Bijective, continuous, proper function between locally compact Hausdorff topological spaces.

compactnessgeneral-topology

I'm currently reading Topology by Munkres. I found this question online from an assignment some dude did for his topology class like back in 2017 or something like that and I'm in the process of working on it.

Suppose $X$ and $Y$ are locally compact, Hausdorff topological spaces and let $f:X \to Y$ be one-to-one, onto, continuous and proper (pre-images of compact sets are compact). Prove that $f$ is a homeomorphism.

My question: Given that the function is continuous and bijective, it should be enough to show that $f^{-1}$ is continuous.

The sets are locally compact, so for each $x \in X$ and each $y \in Y$, there is some compact subspace of $X$ and $Y$ that contains a neighbourhood of $x$ and $y$ respectively. But if the function is proper, that is to say, the pre-images of compact sets are compact and compact sets are closed by definition, wouldn't the pre-images of these closed sets also be closed? Is this not enough to conclude that $f^{-1}$ is continuous?

Thanks in advance for any tips or advice.

Best Answer

I love to use the one-point compactification in this case! :-)

If $X$ (and $Y$) is compact, the proposition is very easy to prove, because being closed and being compact in a compact Hausdorff space is just the same thing. And since the image of compact sets by a continuous function is compact, you have that the function takes closed sets to closed sets and its inverse is therefore continuous.

A locally compact Hausdorff space can be embedded in its one-point compactification: $\tilde{X} = X \cup \{\infty_X\}$ and $\tilde{Y} = Y \cup \{\infty_Y\}$. The open neighbouhoods of $\infty_Y$, for instance, are of the form $\tilde{A} = \{\infty_Y\} \cup A$, where $Y \setminus A$ is compact.

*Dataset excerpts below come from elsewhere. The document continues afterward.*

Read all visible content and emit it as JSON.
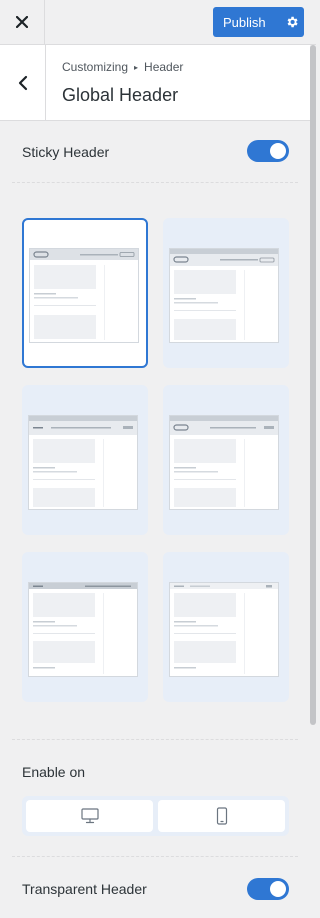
{
  "topbar": {
    "close_icon": "close-icon",
    "publish_label": "Publish",
    "settings_icon": "gear-icon",
    "accent": "#2f77d3"
  },
  "section": {
    "back_icon": "chevron-left-icon",
    "breadcrumb_parent": "Customizing",
    "breadcrumb_separator": "▸",
    "breadcrumb_current": "Header",
    "title": "Global Header"
  },
  "sticky_header": {
    "label": "Sticky Header",
    "enabled": true
  },
  "layouts": {
    "count": 6,
    "selected_index": 0
  },
  "enable_on": {
    "label": "Enable on",
    "options": [
      "desktop-icon",
      "mobile-icon"
    ]
  },
  "transparent_header": {
    "label": "Transparent Header",
    "enabled": true
  }
}
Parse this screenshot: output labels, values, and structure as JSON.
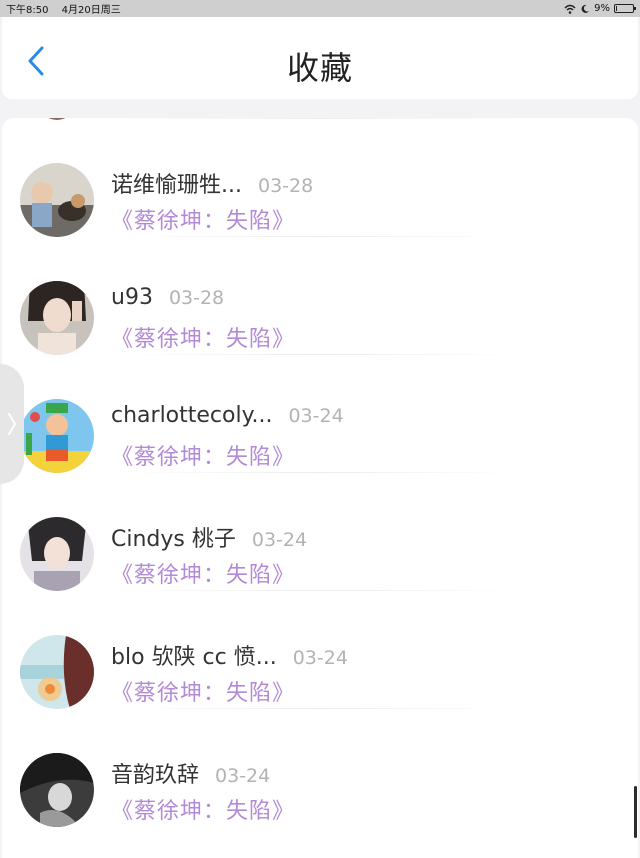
{
  "status_bar": {
    "time": "下午8:50",
    "date": "4月20日周三",
    "battery_text": "9%",
    "battery_level": 0.09,
    "icons": [
      "wifi-icon",
      "moon-icon",
      "battery-icon"
    ]
  },
  "nav": {
    "title": "收藏",
    "back_icon": "chevron-left-icon",
    "accent_color": "#2a8be6"
  },
  "colors": {
    "song_title": "#b38ad6",
    "date": "#b3b3b3"
  },
  "items": [
    {
      "name": "诺维愉珊牲...",
      "date": "03-28",
      "song": "《蔡徐坤：失陷》",
      "avatar": "avatar-photo-child-dog"
    },
    {
      "name": "u93",
      "date": "03-28",
      "song": "《蔡徐坤：失陷》",
      "avatar": "avatar-photo-woman"
    },
    {
      "name": "charlottecoly...",
      "date": "03-24",
      "song": "《蔡徐坤：失陷》",
      "avatar": "avatar-cartoon"
    },
    {
      "name": "Cindys 桃子",
      "date": "03-24",
      "song": "《蔡徐坤：失陷》",
      "avatar": "avatar-photo-woman"
    },
    {
      "name": "blo 欤陕 cc 愤...",
      "date": "03-24",
      "song": "《蔡徐坤：失陷》",
      "avatar": "avatar-photo-beach"
    },
    {
      "name": "音韵玖辞",
      "date": "03-24",
      "song": "《蔡徐坤：失陷》",
      "avatar": "avatar-photo-bw"
    }
  ]
}
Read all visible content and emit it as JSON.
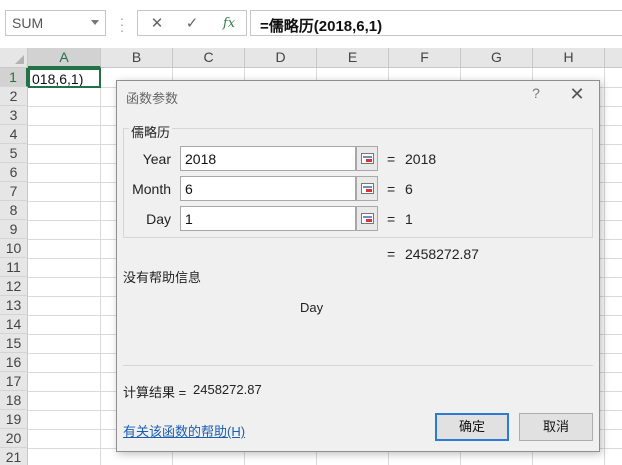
{
  "formula_bar": {
    "name_box": "SUM",
    "cancel_icon": "✕",
    "enter_icon": "✓",
    "fx_label": "fx",
    "formula": "=儒略历(2018,6,1)"
  },
  "grid": {
    "columns": [
      "A",
      "B",
      "C",
      "D",
      "E",
      "F",
      "G",
      "H"
    ],
    "rows": [
      "1",
      "2",
      "3",
      "4",
      "5",
      "6",
      "7",
      "8",
      "9",
      "10",
      "11",
      "12",
      "13",
      "14",
      "15",
      "16",
      "17",
      "18",
      "19",
      "20",
      "21"
    ],
    "active_cell_text": "018,6,1)"
  },
  "dialog": {
    "title": "函数参数",
    "help_icon": "?",
    "close_icon": "✕",
    "function_name": "儒略历",
    "args": [
      {
        "label": "Year",
        "value": "2018",
        "result": "2018"
      },
      {
        "label": "Month",
        "value": "6",
        "result": "6"
      },
      {
        "label": "Day",
        "value": "1",
        "result": "1"
      }
    ],
    "equals": "=",
    "formula_result": "2458272.87",
    "no_help_text": "没有帮助信息",
    "current_arg_name": "Day",
    "calc_result_label": "计算结果 =",
    "calc_result_value": "2458272.87",
    "help_link": "有关该函数的帮助(H)",
    "ok_button": "确定",
    "cancel_button": "取消"
  },
  "colors": {
    "accent": "#217346",
    "link": "#1a5fb4",
    "focus": "#2d7ad6"
  }
}
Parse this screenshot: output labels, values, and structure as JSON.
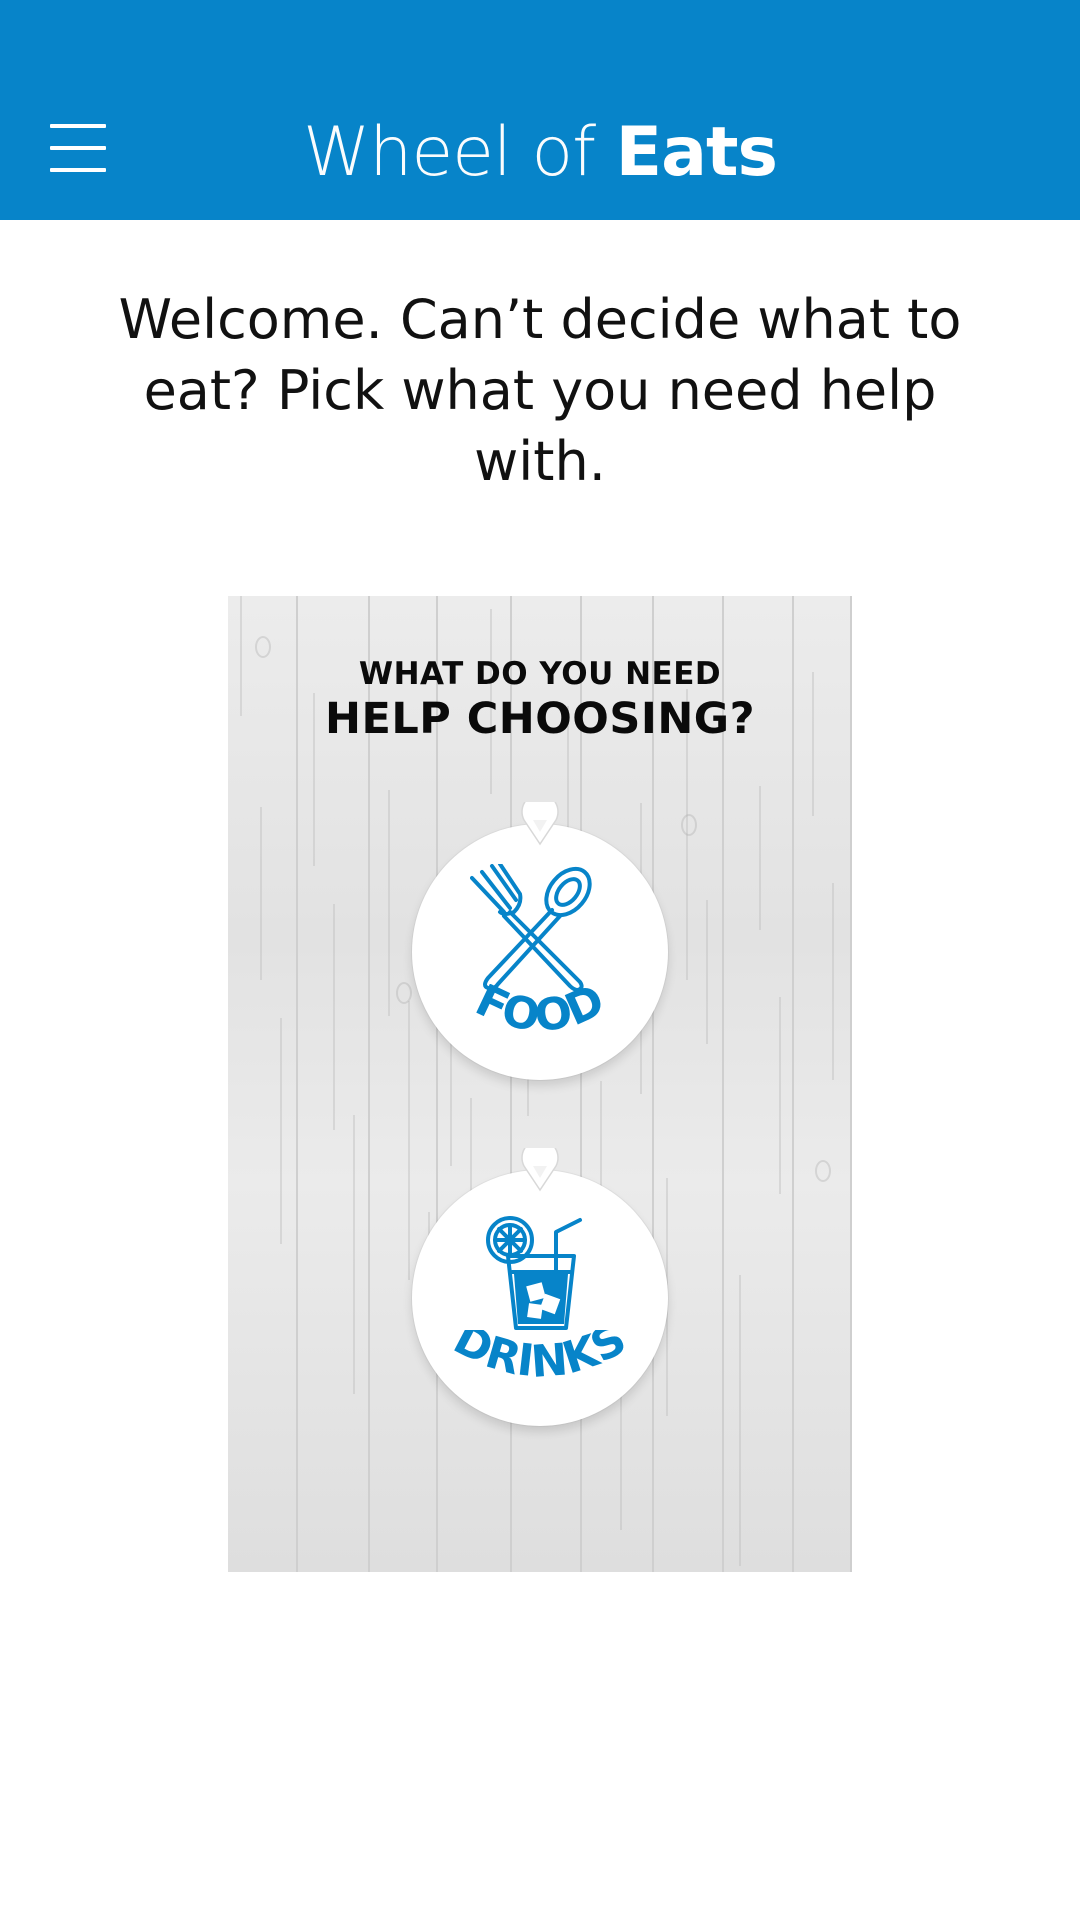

Saying that a function $f: X \rightarrow Y$ is proper, is just the same as saying it can be continuously extended to $$\tilde{f}: \tilde{X} \rightarrow \tilde{Y}$$ by setting $f(\infty_X) = \infty_Y$. To check it is continuous at $\infty_X$, just verify that $$\tilde{f}^{-1}\left(\tilde{A}\right)^c = f^{-1}\left(\tilde{A}^c\right)$$ is compact and therefore, it is a neighbouhood of $\infty_X$.

So, $\tilde{f}$ is a homeomorphism. Since $X$ and $Y$ are embedded (they have the topology induced by $\tilde{X}$ and $\tilde{Y}$, $f$ is also a homeomorphism.